British employment law

British employment law applies to England & Wales and much of the relevant legislation also applies in Scotland. Northern Ireland has a separate statutory code although much of its employment law is coordinated with that of England, Wales and Scotland. The information provided is therefore not to be used as authority for the law in Scotland or Northern Ireland.

Provided they are prepared to pay sufficient compensation, employers in England & Wales can usually achieve what they wish. In any event, most businesses are conscientious about wanting to be seen as “good employers”.

Employment law in the United Kingdom is derived from three main sources:

  • Common law (custom and practice and court decisions);
  • UK employment legislation which has supplemented the common law rules; and
  • European law.

Across the UK, the majority of disputes between employers and employees are heard by employment tribunals, and not within the civil courts structure. The tribunal, established in the 1970s, has its own set of rules and regulations and is entirely separate from the civil courts. If a party wishes to appeal a tribunal judgment, they may do so to the Employment Appeals Tribunal. Subsequent appeals are made to the Court of Appeal and the Supreme Court.

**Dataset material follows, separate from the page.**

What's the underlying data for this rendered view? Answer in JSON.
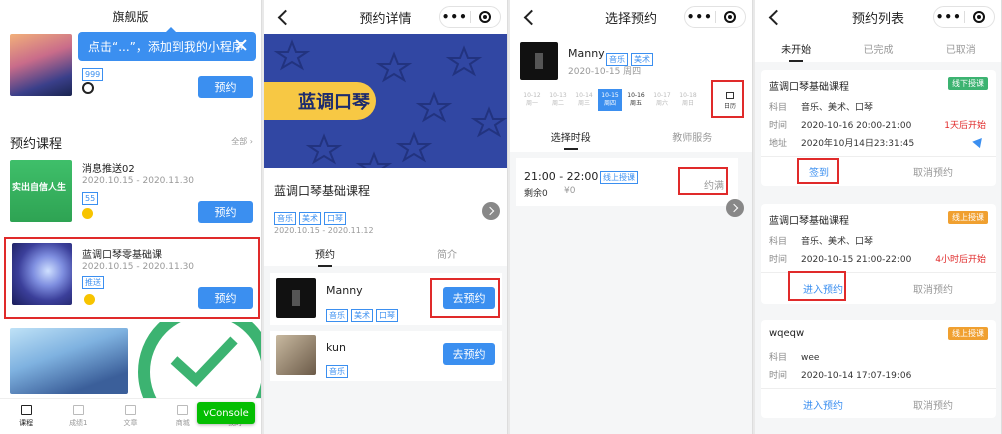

Although the UK left the EU on 31 January 2020, most EU law has continued to apply during the transition period, which ends on 31 December 2020. The European Union (Withdrawal) Act 2018 provides that EU law will automatically be transformed into UK domestic law when the transition period ends. This includes decisions made by the European court before 31 December 2020, however it is unclear what influence the European court will continue to have in relation to EU-derived law after this date.

 

Key Points

  • Termination of employment is process-driven so if the right procedure is followed, liability can usually be avoided.
  • Discrimination and whistle-blowing laws provide a high degree of protection in the workplace; claims are frequently brought in the tribunals and compensation is based primarily on financial loss (with no cap) and there are no punitive damages.
  • Although union representation is declining, workplace representation is becoming more common but is generally not problematic for employers.
  • Women are entitled to take one year’s maternity leave, and this leave can be shared with their partner; maternity pay can also be shared but the pay that can be shared is limited to 37 weeks’ pay capped at GBP 151.20 per week.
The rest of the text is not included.